Overall, the WHO global hepatitis report1 highlighted that focused efforts (such as developing investment in priority countries or shifting from policies to implementation for equitable treatment) in key high-burden regions were essential to get back on track to meet the 2030 Sustainable Development Goals. An update to a Lancet Gastroenterology & Hepatology commission on progress towards elimination of viral hepatitis published in February 2024 had similar sentiments2. The top 20 highest-burdened countries (in disability-adjusted life years, including China, India and Russia) accounted for >75% of the global burden of viral hepatitis. Although progress in elimination policy has been made in 14 of these 20 countries (most substantial gains in Bangladesh, India and Russia, among others), progress towards elimination varied greatly by country and key themes emerged in terms of recommendations, including simplified models of care, the importance of access to appropriate diagnostics and funding of hepatitis care (costs to achieve the elimination goals currently far outstrip current investment levels in hepatitis service; unlike HIV infection and tuberculosis, there are no specific international funding bodies for viral hepatitis).
Focusing on a specific example in which change can be enacted, in this issue, Nartey and Bockarie highlight that mother-to-child transmission of HBV remains a key mode of transmission in regions with a high burden of disease such as Southeast Asia and Africa. The tools to reduce mother-to-child transmission exist, including screening for disease during pregnancy, antiviral prophylaxis with nucleotide analogues (such as tenofovir disproxil fumarate) and timely birth-dose HBV vaccination, as noted in updated WHO recommendations on the management of hepatitis B3, but equitable access is paramount to ensure that interventions are available. For example, Nartey and Bockarie note that routine birth-dose HBV vaccination is not yet implemented in the majority of West and Central African countries, with only 18% of newborns receiving timely birth-dose vaccination in Africa despite the region accounting for 63% of new HBV infections1, and that it is critical that birth-dose coverage improves in Africa.
“equitable access is paramount to ensure that interventions are available”
Governments, policymakers, health-care providers and other stakeholders need to prioritize viral hepatitis going forward to accelerate progress, including efforts to improve education and raise awareness.
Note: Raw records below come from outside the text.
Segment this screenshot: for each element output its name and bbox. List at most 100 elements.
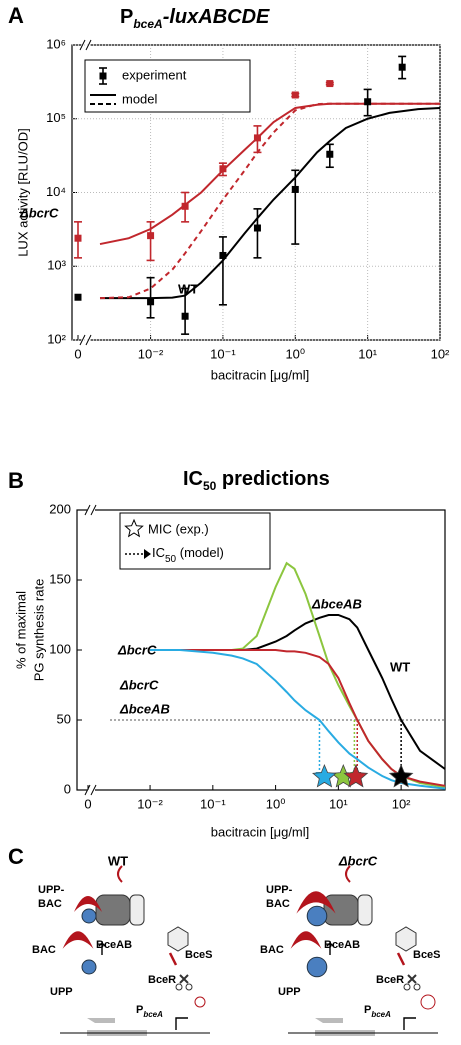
data-point: [291, 185, 299, 193]
x-tick-label: 0: [84, 796, 91, 811]
bac: [296, 891, 336, 914]
legend-icon: [124, 518, 144, 538]
regulator: [185, 983, 193, 991]
arrow: [98, 942, 106, 955]
chart-title-part: IC: [183, 468, 203, 490]
axis-break: [85, 39, 92, 51]
y-tick-label: 10⁵: [46, 110, 66, 125]
y-tick-label: 10³: [47, 258, 66, 273]
axis-break: [84, 504, 91, 516]
promoter-arrow: [175, 1017, 188, 1030]
x-tick-label: 10⁻²: [138, 346, 164, 361]
data-point: [181, 202, 189, 210]
data-point: [219, 251, 227, 259]
legend-label-part: 50: [165, 554, 177, 565]
axis-break: [90, 784, 97, 796]
legend-label: MIC (exp.): [148, 521, 209, 536]
y-tick-label: 10²: [47, 331, 66, 346]
data-point: [253, 224, 261, 232]
diagram-label: UPP: [278, 986, 301, 998]
panel-label: A: [8, 3, 24, 28]
legend-box: [84, 59, 251, 113]
panel-title: WT: [108, 853, 128, 868]
series-label: ΔbcrC: [119, 677, 159, 692]
chart-title-part: P: [120, 6, 133, 28]
y-tick-label: 0: [64, 781, 71, 796]
regulator: [413, 983, 421, 991]
regulator: [403, 983, 411, 991]
model-line: [150, 649, 446, 787]
chart-title-part: 50: [203, 479, 217, 493]
diagram-label: BAC: [260, 944, 284, 956]
annotation: ΔbcrC: [19, 205, 59, 220]
legend-label: model: [122, 91, 158, 106]
chart-title-part: predictions: [216, 468, 329, 490]
promoter-part: bceA: [143, 1010, 163, 1019]
x-tick-label: 0: [74, 346, 81, 361]
promoter-part: P: [364, 1004, 371, 1016]
transporter: [129, 894, 145, 926]
series-label: ΔbceAB: [119, 701, 170, 716]
x-tick-label: 10¹: [358, 346, 377, 361]
chart-title: PbceA-luxABCDE: [120, 6, 270, 31]
bac-flux: [345, 865, 351, 883]
diagram-label: BAC: [38, 898, 62, 910]
transporter: [95, 894, 131, 926]
diagram-label: UPP-: [38, 884, 65, 896]
x-tick-label: 10⁰: [266, 796, 286, 811]
regulator: [179, 974, 189, 984]
model-line: [99, 102, 440, 246]
y-axis-label: % of maximal: [13, 591, 28, 669]
gene-arrow: [315, 1018, 375, 1036]
upp: [306, 956, 328, 978]
y-tick-label: 150: [49, 571, 71, 586]
chart-title-part: -luxABCDE: [163, 6, 270, 28]
x-tick-label: 10¹: [329, 796, 348, 811]
legend-icon: [99, 72, 107, 80]
chart-title: IC50 predictions: [183, 468, 330, 493]
y-axis-label: PG synthesis rate: [31, 579, 46, 682]
axis-break: [79, 334, 86, 346]
upp: [81, 959, 97, 975]
kinase: [167, 926, 189, 952]
panel-label: B: [8, 468, 24, 493]
chart-title-part: bceA: [133, 17, 162, 31]
model-line: [100, 106, 441, 300]
x-tick-label: 10⁰: [285, 346, 305, 361]
legend-label: experiment: [122, 67, 187, 82]
data-point: [219, 165, 227, 173]
x-tick-label: 10²: [392, 796, 411, 811]
annotation: WT: [178, 281, 198, 296]
bac-flux: [117, 865, 123, 883]
legend-label-part: IC: [152, 545, 165, 560]
kinase: [395, 926, 417, 952]
model-line: [99, 102, 440, 300]
arrow: [326, 942, 334, 955]
y-tick-label: 50: [57, 711, 71, 726]
axis-break-gap: [82, 42, 90, 48]
diagram-label: BceR: [148, 974, 176, 986]
diagram-label: UPP-: [266, 884, 293, 896]
bac: [74, 896, 102, 912]
transporter: [357, 894, 373, 926]
data-point: [181, 312, 189, 320]
axis-break-gap: [82, 337, 90, 343]
data-point: [398, 63, 406, 71]
series-label: ΔbcrC: [117, 642, 157, 657]
y-tick-label: 200: [49, 501, 71, 516]
diagram-label: BAC: [266, 898, 290, 910]
panel-label: C: [8, 844, 24, 869]
x-axis-label: bacitracin [μg/ml]: [211, 824, 310, 839]
x-tick-label: 10²: [431, 346, 450, 361]
y-axis-label: LUX activity [RLU/OD]: [15, 128, 30, 257]
x-tick-label: 10⁻¹: [210, 346, 236, 361]
regulator: [407, 974, 417, 984]
y-tick-label: 10⁴: [46, 184, 66, 199]
axis-break-gap: [87, 507, 95, 513]
promoter-arrow: [403, 1017, 416, 1030]
data-point: [291, 91, 299, 99]
diagram-label: BceS: [413, 949, 441, 961]
y-tick-label: 100: [49, 641, 71, 656]
induction: [194, 996, 206, 1008]
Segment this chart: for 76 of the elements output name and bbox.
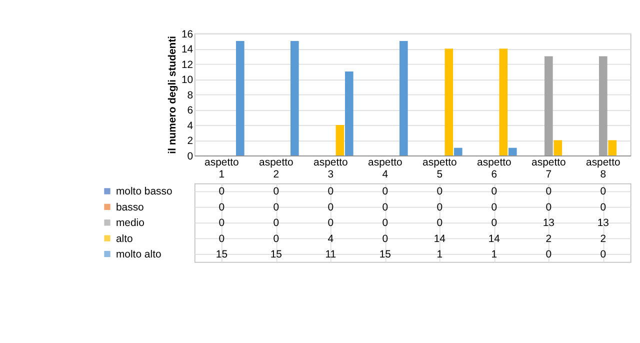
- data-label: 0: [546, 186, 552, 198]
- data-label: 15: [270, 249, 282, 260]
- bar: [290, 41, 299, 156]
- data-label: 1: [491, 249, 498, 260]
- x-tick-label: aspetto 8: [586, 157, 620, 181]
- legend-label: molto basso: [116, 186, 173, 198]
- data-label: 0: [600, 249, 606, 260]
- y-tick-label: 16: [181, 29, 194, 40]
- data-label: 13: [597, 218, 610, 230]
- bar: [454, 148, 462, 156]
- data-label: 0: [436, 202, 443, 214]
- data-label: 0: [218, 234, 225, 245]
- x-tick-label: aspetto 1: [204, 157, 240, 181]
- bar: [544, 56, 553, 156]
- data-label: 0: [491, 218, 498, 230]
- data-label: 0: [546, 249, 552, 260]
- legend-label: basso: [116, 202, 144, 214]
- bar: [599, 56, 608, 156]
- legend-label: medio: [116, 218, 145, 230]
- data-label: 0: [600, 202, 606, 214]
- data-label: 0: [491, 186, 498, 198]
- data-label: 2: [600, 234, 606, 245]
- bar: [236, 41, 244, 156]
- data-label: 0: [218, 202, 225, 214]
- y-tick-label: 12: [181, 60, 194, 71]
- y-axis-title: il numero degli studenti: [167, 36, 178, 154]
- legend-label: alto: [116, 234, 134, 245]
- data-label: 0: [382, 202, 388, 214]
- data-label: 0: [382, 234, 388, 245]
- x-tick-label: aspetto 3: [314, 157, 348, 181]
- data-label: 0: [218, 218, 225, 230]
- data-label: 14: [434, 234, 446, 245]
- data-label: 0: [273, 218, 280, 230]
- y-tick-label: 0: [187, 151, 194, 162]
- bar: [399, 41, 408, 156]
- data-label: 0: [218, 186, 225, 198]
- data-label: 1: [436, 249, 443, 260]
- bar: [336, 124, 344, 156]
- x-tick-label: aspetto 2: [259, 157, 294, 181]
- data-label: 0: [328, 202, 334, 214]
- data-label: 0: [382, 186, 388, 198]
- data-label: 4: [328, 234, 334, 245]
- data-label: 0: [600, 186, 606, 198]
- x-tick-label: aspetto 6: [477, 157, 512, 181]
- x-tick-label: aspetto 4: [368, 157, 403, 181]
- y-tick-label: 8: [187, 90, 194, 102]
- data-label: 15: [379, 249, 392, 260]
- data-label: 0: [273, 186, 280, 198]
- data-label: 0: [273, 202, 280, 214]
- data-label: 0: [546, 202, 552, 214]
- bar: [554, 140, 562, 156]
- data-label: 0: [328, 186, 334, 198]
- bar: [499, 48, 508, 156]
- bar: [608, 140, 617, 156]
- data-label: 15: [216, 249, 228, 260]
- y-tick-label: 14: [181, 44, 194, 56]
- data-label: 0: [491, 202, 498, 214]
- x-tick-label: aspetto 7: [532, 157, 566, 181]
- y-tick-label: 4: [187, 120, 194, 132]
- bar: [444, 48, 454, 156]
- bar: [345, 72, 354, 156]
- data-label: 0: [436, 218, 443, 230]
- y-tick-label: 10: [181, 75, 194, 86]
- data-label: 14: [488, 234, 500, 245]
- data-label: 0: [436, 186, 443, 198]
- data-label: 0: [328, 218, 334, 230]
- data-label: 0: [273, 234, 280, 245]
- y-tick-label: 6: [187, 106, 194, 117]
- legend-label: molto alto: [116, 249, 162, 260]
- data-label: 2: [546, 234, 552, 245]
- y-tick-label: 2: [187, 136, 194, 148]
- data-label: 0: [382, 218, 388, 230]
- x-tick-label: aspetto 5: [422, 157, 457, 181]
- bar: [508, 148, 517, 156]
- data-label: 11: [325, 249, 336, 260]
- data-label: 13: [542, 218, 555, 230]
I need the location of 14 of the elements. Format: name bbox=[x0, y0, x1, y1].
With this prioritization, such as the public health efforts to eliminate hepatitis C in Egypt (the first country to achieve ‘gold tier’ status)4, true progress can be made. The call to action from the World Hepatitis Day campaign to end the viral hepatitis epidemic by 2030 is simple and clear. Test. Treat. Vaccinate. We already have these tools at our disposal, we need to use them optimally and intensify efforts in high-burden regions that would benefit the most.